Last Updated on 11/13/2025 by Chris Gampat
Take a Picture, It Will Last Longer by Brooke DiDonato is more than just a photo book. It’s an experience equivalent to receiving a Leica camera and realizing that the product was packaged to provide a similar experience to receiving a gift. Trust me, I’d know. I’ve unwrapped plenty of Leica cameras — and Brooke’s book is the closest experience I’ve ever had to owning a Leica camera in my life, and for a far more affordable price point. During the unwrapping process, I tell myself that it’s the only photo book that I’ll ever keep the box for. And after that, I need to take a break. At nearly 39 years old, I’ve realized through therapy that it’s because I’ve got kid-like excitement popping up, and that society has told me for years to just suppress it. My office has a signed Mark Seliger book, rare Todd Hido prints, and a Banksy, amongst many others. But nothing has given me this much excitement. In a world where I review many cameras, this book feels even more special than that.
Before I go on, I’m going to make a statement. I am biased in a different way than Aperture’s absolutely questionable photo book award choices are. First off, I lean more towards photography that can’t be easily duplicated by AI because I feel like this is strongly going to be the future of art photography. Next, I am very, very good friends with Brooke Didonato to the point where I have zero shame admitting that after not seeing her for years, I shed a tear when we finally embraced for a very long hug.

After getting through the box, I carefully place it to the side and choose a dull knife to get through the plastic cover on the outside. I’m breathing with excitement that’s quite heavy as I do this. I maneuver the book around to get the plastic off, only to realize that the actual book is about to slip out of a case of some sort. I react very quickly and stop it from coming out. This year, I’ve been teetering between being legally blind and having super-sensitive vision after the effects of eye surgery last year. If I had my special contact lenses in, I wouldn’t have been able to catch the book because my mind would be too slow to process what happened. But my glasses are on, and so I catch the book and my heart as I let out a gasp.
Inside the book, there are many of my favorite images as well as some that I’ve never seen before. A few are split between pages, and I’ll never understand why book publishers insist on doing this. Several images have their own, well-deserved page. And throughout the book, you’ll find various metaphors for life. This is an inherent part of Brooke’s incredibly playful persona.
Brooke is a surrealist photographer whom I’ve followed and kept in touch with for a good portion of my career.
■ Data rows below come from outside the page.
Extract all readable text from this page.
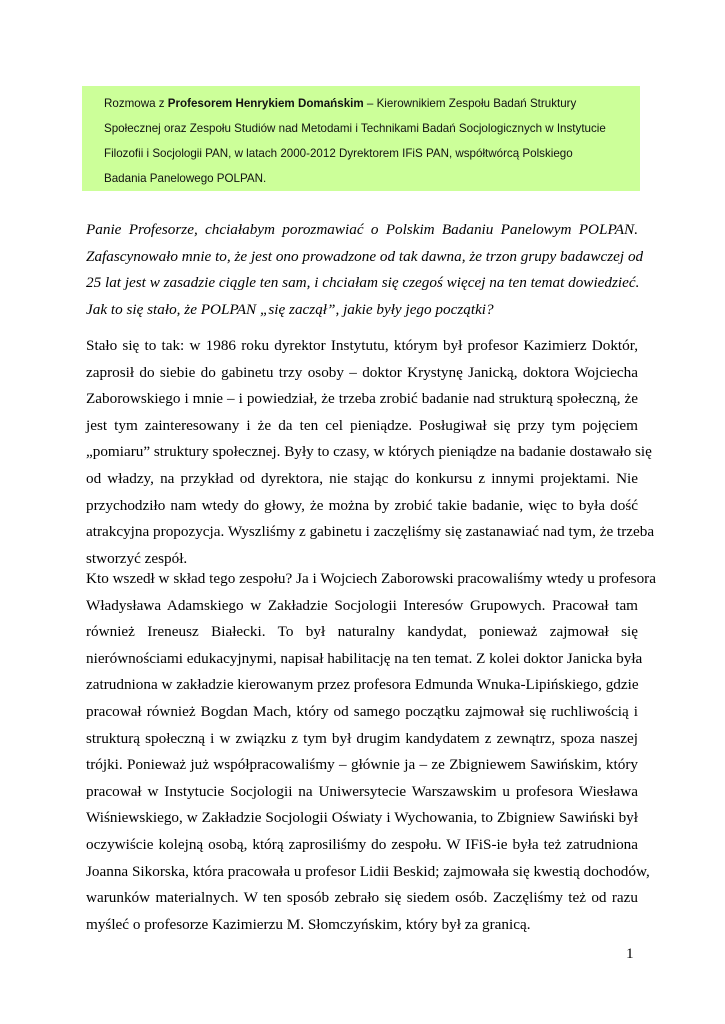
Rozmowa z Profesorem Henrykiem Domańskim – Kierownikiem Zespołu Badań Struktury
Społecznej oraz Zespołu Studiów nad Metodami i Technikami Badań Socjologicznych w Instytucie
Filozofii i Socjologii PAN, w latach 2000-2012 Dyrektorem IFiS PAN, współtwórcą Polskiego
Badania Panelowego POLPAN.
Panie Profesorze, chciałabym porozmawiać o Polskim Badaniu Panelowym POLPAN.
Zafascynowało mnie to, że jest ono prowadzone od tak dawna, że trzon grupy badawczej od
25 lat jest w zasadzie ciągle ten sam, i chciałam się czegoś więcej na ten temat dowiedzieć.
Jak to się stało, że POLPAN „się zaczął”, jakie były jego początki?
Stało się to tak: w 1986 roku dyrektor Instytutu, którym był profesor Kazimierz Doktór,
zaprosił do siebie do gabinetu trzy osoby – doktor Krystynę Janicką, doktora Wojciecha
Zaborowskiego i mnie – i powiedział, że trzeba zrobić badanie nad strukturą społeczną, że
jest tym zainteresowany i że da ten cel pieniądze. Posługiwał się przy tym pojęciem
„pomiaru” struktury społecznej. Były to czasy, w których pieniądze na badanie dostawało się
od władzy, na przykład od dyrektora, nie stając do konkursu z innymi projektami. Nie
przychodziło nam wtedy do głowy, że można by zrobić takie badanie, więc to była dość
atrakcyjna propozycja. Wyszliśmy z gabinetu i zaczęliśmy się zastanawiać nad tym, że trzeba
stworzyć zespół.
Kto wszedł w skład tego zespołu? Ja i Wojciech Zaborowski pracowaliśmy wtedy u profesora
Władysława Adamskiego w Zakładzie Socjologii Interesów Grupowych. Pracował tam
również Ireneusz Białecki. To był naturalny kandydat, ponieważ zajmował się
nierównościami edukacyjnymi, napisał habilitację na ten temat. Z kolei doktor Janicka była
zatrudniona w zakładzie kierowanym przez profesora Edmunda Wnuka-Lipińskiego, gdzie
pracował również Bogdan Mach, który od samego początku zajmował się ruchliwością i
strukturą społeczną i w związku z tym był drugim kandydatem z zewnątrz, spoza naszej
trójki. Ponieważ już współpracowaliśmy – głównie ja – ze Zbigniewem Sawińskim, który
pracował w Instytucie Socjologii na Uniwersytecie Warszawskim u profesora Wiesława
Wiśniewskiego, w Zakładzie Socjologii Oświaty i Wychowania, to Zbigniew Sawiński był
oczywiście kolejną osobą, którą zaprosiliśmy do zespołu. W IFiS-ie była też zatrudniona
Joanna Sikorska, która pracowała u profesor Lidii Beskid; zajmowała się kwestią dochodów,
warunków materialnych. W ten sposób zebrało się siedem osób. Zaczęliśmy też od razu
myśleć o profesorze Kazimierzu M. Słomczyńskim, który był za granicą.
1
When we met, she was being nominated for a major PDN 30 Under 30 award, was training to run a marathon, and was enjoying spreading her wings. I, in contrast, had lost my fiancé, was leaving my day job, and was balancing a world where I ran the Phoblographer while freelancing as a photographer and a writer for both the men’s lifestyle and photography worlds. As friends, we came into each other’s lives at times when we were both learning to soar.
Stories like this are rare, as we’ve both established quite a bit of esteem in our photography careers.
I’ve always personally believed that surrealist photography will need to be our future. But I realized this a while ago because it had long occurred to me that if everyone has a camera in their pocket, then everyone can be a photographer. Being a photographic artist, rather than a Photoshop artist, is a different story. Brooke is the former.
I admit that I need to take a longer, slower look through this book, and that due to reviewing this before the holidays, I feel rushed. But I will absolutely do so at another time — especially because towards the end of the book is a real treat. You get to see the BTS of how Brooke actually pulled off many of the photos and realize that it’s really not all just Photoshop. She makes her own sets.
And in a world where I’m peppered by influencers and content creators who try to pass of being photographers and experts on the matter, Brooke’s book feels like I’m coming home to real photography again.